Она отдала костыль нянечке, которая стояла к ней ближе всех, обеими руками, покачнувшись, протянула букет портрету. Мы дружно повторили:
Сталину родному
Собрала букет!
Тайка стояла, не шаталась, и мы загремели хором:
— Спасибо великому Сталину за наше счастливое детство!
Теперь Тайка сунула букет командиру прямо в лицо, она устала стоять на одной ноге без костыля.
А командир взял букет и вдруг заплакал. И опустил лицо в цветы.
Маленькая взъерошенная Тайка стояла перед ним, подняв лицо и разинув рот. Ее серый халат всегда сбивался из-за костылей, на груди и на спине получался мешок, как будто там были горбы.
Тайка совсем не была горбатой, у нее болел тазобедренный сустав и правая нога от этого сильно укоротилась. Ну подумаешь, хромота! А командир, наверное, подумал, что она и с хромотой и с горбами, и ему стало ее жалко...
Как мы были поражены, что настоящий боевой командир ни с того ни с сего, да еще на празднике, да еще перед всем честным народом и перед портретом товарища Сталина, заплакал! Как же так? Он же — взрослый! Он — военный! Он — командир!..
Мы притихли, как мыши.
Но тут доктор Ваграм Петрович улыбнулся Тайке, обнял ее, поцеловал в щеку и захлопал.
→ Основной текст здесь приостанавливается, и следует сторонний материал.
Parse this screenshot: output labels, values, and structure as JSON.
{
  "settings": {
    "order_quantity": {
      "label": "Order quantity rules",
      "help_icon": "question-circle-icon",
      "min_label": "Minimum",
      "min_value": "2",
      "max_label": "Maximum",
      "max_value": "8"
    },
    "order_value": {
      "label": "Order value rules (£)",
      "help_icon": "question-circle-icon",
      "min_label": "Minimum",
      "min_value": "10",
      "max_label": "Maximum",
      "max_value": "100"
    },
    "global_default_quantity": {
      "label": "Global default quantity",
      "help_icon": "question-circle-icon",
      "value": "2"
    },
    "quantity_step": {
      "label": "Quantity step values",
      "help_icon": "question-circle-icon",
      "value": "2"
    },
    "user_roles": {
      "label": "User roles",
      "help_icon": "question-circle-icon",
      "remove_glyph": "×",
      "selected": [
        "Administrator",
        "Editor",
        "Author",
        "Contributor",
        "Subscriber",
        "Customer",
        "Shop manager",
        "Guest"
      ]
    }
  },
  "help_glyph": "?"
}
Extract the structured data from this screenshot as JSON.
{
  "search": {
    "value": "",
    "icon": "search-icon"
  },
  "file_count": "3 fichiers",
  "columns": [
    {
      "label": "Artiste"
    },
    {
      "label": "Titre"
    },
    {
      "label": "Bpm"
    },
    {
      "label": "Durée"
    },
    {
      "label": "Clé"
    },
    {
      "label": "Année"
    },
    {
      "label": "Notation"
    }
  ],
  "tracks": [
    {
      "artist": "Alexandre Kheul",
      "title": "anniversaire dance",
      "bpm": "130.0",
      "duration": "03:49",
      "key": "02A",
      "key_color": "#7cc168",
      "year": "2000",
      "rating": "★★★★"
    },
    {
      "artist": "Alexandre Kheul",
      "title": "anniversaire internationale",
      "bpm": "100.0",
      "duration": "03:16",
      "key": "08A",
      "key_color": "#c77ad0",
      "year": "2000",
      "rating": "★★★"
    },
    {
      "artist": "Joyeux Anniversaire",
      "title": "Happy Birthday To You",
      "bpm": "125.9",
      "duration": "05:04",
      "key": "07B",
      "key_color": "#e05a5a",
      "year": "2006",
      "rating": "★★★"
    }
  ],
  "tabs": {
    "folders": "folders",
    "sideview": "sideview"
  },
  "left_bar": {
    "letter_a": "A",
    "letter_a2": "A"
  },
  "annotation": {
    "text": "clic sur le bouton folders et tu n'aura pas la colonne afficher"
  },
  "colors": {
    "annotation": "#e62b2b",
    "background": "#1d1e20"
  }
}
И все няни, сестры, врачи, воспитательницы и старшие дети захлопали. Тогда и мы принялись бить в ладоши, и Тайка, раскрасневшаяся и гордая, вернулась к своему упавшему костылю.
— А мой папа никогда не плачет! — говорили мы друг другу, когда нас развозили по палатам.
Наш номер с маками оказался лучшим! Нам дольше всех хлопали!
Нас очень хвалили за маки.
Да, наши маки были совсем как настоящие. Но их никогда не грело солнце, не качал ветер, в них не забирались пчелы, на них не падала утренняя роса. И живой водой их спрыснуть нельзя, они совсем размокнут, и бумага расползется, вылезет голая проволока и повиснут нитки в катышках клея...
Зато они будут стоять у портрета товарища Сталина на полочке! И все, кто на них посмотрит, скажет, что мы — молодцы, настоящие мастерицы... Может быть, даже кто-нибудь расскажет товарищу Сталину о наших маках... И он очень обрадуется.